Evgeniya Akhtyrko, Analyst, comments what to expect Ukraine’s economy in 2019
Under the baseline scenario, GDP growth in 2019 will be 2.9%, while industrial output will rise 2%. The budget deficit will be 2.5% of GDP, and public debt to GDP ratio – at 60.7%. Ukraine’s international reserves by the end of the year will amount to $18.8 billion. Consumer inflation for the year will be at 6.7%, and the average annual hryvnia exchange rate – at UAH 28.68/USD.
The main assumption of the forecast is Ukraine’s continued cooperation with the IMF under the new 14-month [stand-by] program. In the coming year, our country needs to receive a new tranche of IMF financing. As in the past year, continued cooperation with the Fund will be a “ticket” for Ukraine’s entry into the foreign borrowing market.
Ukraine will have enough foreign exchange reserves to repay debt obligations. But after paying the debts, it will be necessary to replenish reserves so that they do not fall below the critical level of three months of imports. Only borrowing from the IMF and new placements of international eurobonds will be able to provide sufficient replenishment.

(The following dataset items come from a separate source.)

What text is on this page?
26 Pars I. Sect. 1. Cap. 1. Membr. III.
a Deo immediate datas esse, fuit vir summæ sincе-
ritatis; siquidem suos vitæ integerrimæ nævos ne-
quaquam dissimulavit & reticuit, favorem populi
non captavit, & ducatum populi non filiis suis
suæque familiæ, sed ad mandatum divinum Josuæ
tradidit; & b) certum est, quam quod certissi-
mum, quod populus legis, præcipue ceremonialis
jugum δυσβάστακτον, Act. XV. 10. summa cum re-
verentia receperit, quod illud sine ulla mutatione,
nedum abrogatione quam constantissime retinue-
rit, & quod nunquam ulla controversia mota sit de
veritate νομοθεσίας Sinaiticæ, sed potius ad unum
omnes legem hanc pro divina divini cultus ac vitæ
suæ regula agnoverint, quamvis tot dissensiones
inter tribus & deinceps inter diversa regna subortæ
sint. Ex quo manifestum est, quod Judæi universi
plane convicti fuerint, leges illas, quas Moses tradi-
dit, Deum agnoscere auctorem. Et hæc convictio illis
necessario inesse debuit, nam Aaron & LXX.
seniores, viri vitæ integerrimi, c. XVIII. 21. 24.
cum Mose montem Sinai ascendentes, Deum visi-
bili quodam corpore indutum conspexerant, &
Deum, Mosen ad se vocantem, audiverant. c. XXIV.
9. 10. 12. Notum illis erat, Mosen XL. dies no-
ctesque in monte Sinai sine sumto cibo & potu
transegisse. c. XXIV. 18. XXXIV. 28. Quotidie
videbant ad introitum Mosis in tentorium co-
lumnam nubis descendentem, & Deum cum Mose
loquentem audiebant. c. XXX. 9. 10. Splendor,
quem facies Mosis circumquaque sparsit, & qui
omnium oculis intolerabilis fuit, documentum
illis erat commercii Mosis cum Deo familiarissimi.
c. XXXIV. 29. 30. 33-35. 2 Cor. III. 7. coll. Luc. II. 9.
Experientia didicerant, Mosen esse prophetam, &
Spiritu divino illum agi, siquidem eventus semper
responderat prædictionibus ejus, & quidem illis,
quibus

Getting the next tranche of financing from the IMF this year will be an extremely difficult task, given the growing uncertainty over the upcoming presidential and parliamentary elections.
All economic expectations in 2018 were associated with the development of Ukraine’s cooperation with the IMF. Amid double elections, the degree of uncertainty in 2019 will remain very high. This will have a huge impact on virtually every economic decision.